Harran believes the research could ultimately help large numbers of people with cancer, and he expects human clinical trials to begin within two years.
“We have good reason to expect that human clinical trials of DZ-2384 will show that, at doses effective for treating a person’s cancer, there will be much less risk of the peripheral neuropathy that can force clinicians to stop treatment,” he said.
How the study began
Harran began his work with diazonamides as a fundamental chemistry research problem. In 1991, a study by other researchers described the toxin, which they had isolated from Diazona angulata. But when Harran and his team synthesized the chemical structure described in the published report, they discovered that it was not actually diazonamide.

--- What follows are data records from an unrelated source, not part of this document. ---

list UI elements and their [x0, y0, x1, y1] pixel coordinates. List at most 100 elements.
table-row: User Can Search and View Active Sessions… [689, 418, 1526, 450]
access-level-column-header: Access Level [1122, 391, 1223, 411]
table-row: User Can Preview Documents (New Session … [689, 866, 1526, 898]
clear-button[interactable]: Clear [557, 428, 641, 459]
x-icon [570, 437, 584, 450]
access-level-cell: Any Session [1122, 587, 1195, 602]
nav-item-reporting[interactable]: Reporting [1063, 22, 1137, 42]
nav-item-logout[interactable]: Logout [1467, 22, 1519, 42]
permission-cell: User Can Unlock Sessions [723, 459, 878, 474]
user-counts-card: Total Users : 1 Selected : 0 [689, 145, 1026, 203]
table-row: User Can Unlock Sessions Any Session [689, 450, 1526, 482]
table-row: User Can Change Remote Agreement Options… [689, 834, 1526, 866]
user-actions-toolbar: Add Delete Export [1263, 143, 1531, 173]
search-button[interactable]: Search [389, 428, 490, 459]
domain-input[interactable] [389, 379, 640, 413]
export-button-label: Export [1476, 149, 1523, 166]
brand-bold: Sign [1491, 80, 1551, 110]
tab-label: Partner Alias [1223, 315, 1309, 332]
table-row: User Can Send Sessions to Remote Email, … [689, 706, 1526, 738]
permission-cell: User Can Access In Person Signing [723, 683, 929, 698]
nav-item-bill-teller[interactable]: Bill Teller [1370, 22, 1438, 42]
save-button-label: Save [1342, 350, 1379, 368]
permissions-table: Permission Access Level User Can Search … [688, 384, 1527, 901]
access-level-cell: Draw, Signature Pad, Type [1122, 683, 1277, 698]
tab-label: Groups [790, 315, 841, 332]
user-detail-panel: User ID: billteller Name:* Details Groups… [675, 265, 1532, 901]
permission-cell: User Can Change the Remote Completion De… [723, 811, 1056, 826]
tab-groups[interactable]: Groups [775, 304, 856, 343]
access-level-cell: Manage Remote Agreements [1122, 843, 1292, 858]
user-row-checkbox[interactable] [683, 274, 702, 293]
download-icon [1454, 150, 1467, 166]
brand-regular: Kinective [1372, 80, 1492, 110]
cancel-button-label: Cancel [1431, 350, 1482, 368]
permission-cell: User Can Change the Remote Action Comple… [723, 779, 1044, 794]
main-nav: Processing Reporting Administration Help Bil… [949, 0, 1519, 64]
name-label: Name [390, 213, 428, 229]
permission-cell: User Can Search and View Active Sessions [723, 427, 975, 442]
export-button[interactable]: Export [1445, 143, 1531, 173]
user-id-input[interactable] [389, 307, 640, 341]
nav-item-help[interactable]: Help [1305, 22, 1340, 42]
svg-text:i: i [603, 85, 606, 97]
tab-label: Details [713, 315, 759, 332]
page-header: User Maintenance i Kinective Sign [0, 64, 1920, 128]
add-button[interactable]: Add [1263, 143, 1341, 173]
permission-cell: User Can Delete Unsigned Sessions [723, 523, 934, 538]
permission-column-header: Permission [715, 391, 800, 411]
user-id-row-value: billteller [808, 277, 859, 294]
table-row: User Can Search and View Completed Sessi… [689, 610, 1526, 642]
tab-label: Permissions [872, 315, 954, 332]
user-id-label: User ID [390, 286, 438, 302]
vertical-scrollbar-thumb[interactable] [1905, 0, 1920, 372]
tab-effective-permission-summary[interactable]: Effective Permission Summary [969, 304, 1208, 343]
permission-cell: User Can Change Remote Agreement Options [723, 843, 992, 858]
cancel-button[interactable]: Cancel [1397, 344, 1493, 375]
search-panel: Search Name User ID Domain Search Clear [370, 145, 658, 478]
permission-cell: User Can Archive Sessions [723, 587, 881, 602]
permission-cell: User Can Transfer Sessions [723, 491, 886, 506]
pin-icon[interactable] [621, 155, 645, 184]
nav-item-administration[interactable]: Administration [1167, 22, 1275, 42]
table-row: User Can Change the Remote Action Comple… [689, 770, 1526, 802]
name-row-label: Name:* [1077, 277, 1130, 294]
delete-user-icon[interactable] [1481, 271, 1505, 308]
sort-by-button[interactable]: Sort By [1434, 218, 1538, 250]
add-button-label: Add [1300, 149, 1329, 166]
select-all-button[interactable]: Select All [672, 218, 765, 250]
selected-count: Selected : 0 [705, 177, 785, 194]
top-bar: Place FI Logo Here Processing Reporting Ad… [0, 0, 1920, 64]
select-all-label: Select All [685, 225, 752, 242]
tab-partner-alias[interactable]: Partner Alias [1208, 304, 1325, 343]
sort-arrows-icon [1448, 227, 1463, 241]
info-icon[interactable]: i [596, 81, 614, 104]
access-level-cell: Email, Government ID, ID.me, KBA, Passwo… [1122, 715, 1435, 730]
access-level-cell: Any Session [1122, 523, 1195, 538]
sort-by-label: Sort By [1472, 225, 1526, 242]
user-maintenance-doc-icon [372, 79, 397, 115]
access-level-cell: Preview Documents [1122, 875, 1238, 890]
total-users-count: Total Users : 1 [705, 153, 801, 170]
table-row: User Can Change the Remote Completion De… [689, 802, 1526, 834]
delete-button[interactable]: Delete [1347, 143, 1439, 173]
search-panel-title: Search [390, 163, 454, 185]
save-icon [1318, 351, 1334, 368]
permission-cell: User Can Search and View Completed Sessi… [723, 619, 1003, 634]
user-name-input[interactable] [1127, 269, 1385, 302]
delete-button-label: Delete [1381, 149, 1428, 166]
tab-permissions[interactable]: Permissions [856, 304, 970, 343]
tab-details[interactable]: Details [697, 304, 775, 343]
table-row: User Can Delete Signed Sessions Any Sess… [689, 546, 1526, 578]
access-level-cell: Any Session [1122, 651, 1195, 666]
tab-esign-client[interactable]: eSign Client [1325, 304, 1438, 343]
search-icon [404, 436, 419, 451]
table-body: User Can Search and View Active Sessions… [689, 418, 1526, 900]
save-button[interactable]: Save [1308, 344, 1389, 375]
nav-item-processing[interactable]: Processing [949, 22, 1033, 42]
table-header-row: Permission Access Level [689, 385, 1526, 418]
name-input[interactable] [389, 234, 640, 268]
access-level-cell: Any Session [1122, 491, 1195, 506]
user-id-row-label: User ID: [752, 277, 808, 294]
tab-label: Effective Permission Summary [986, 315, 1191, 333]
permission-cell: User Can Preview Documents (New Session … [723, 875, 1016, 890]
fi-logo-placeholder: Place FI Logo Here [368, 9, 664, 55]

In 2001, Harran and colleagues published a study that corrected the chemical structure of diazonamide, and two years later they had synthesized the true structure in their lab. Next, they began studying what the molecule might be doing to block cells from dividing, and in 2007, they discovered that the synthetic diazonamides they had produced minimized undesirable toxic effects that are commonly associated with chemotherapy.
Specifically, the synthetic forms of diazonamide had an unusually large “therapeutic window” — the dosage range that would produce a desirable effect while minimizing undesirable side effects. In experiment after experiment, Harran said, the researchers found that synthetic diazonamides’ therapeutic window was at least 10 times larger than that of traditional anti-mitotic drugs.
A key finding
In 2015, UCLA senior research associate Hui Ding prepared a special form of DZ-2384 that was engineered with a molecular-scale “tracking device” so scientists could monitor its activity and better understand how it worked. That helped colleagues at Montreal’s McGill University — Anne Roulston, Gordon Shore and Gary Brouhard — confirm what they had come to suspect, and what others had looked for and failed to find earlier: that the compound binds to a protein called tubulin, which is a building block of mitotic spindles and a common target of anti-mitotic drugs.
Armed with this information, researchers at Villigen, Switzerland’s Laboratory of Biomolecular Research used a technique called X-ray crystallography to determine the structure of the DZ-2384 bound to tubulin. Their work offers a possible explanation for how DZ-2384 could disrupt dynamic tubulin polymers during cell division but spare those polymers in resting cells like neurons in the peripheral nervous system. And that, Harran said, is what appears to allow the compound to attack growing cancer cells while minimizing damage to healthy cells, which can lead to the painful side effects of conventional chemotherapy.
“Patrick Harran is one of the most outstanding and creative synthetic organic chemists in the world,” said Miguel García-Garibay, dean of the UCLA Division of Physical Sciences and professor of chemistry and biochemistry. “He bridges chemistry and biochemistry by using elegant synthetic chemical strategies to create and study compounds with important biological activity.”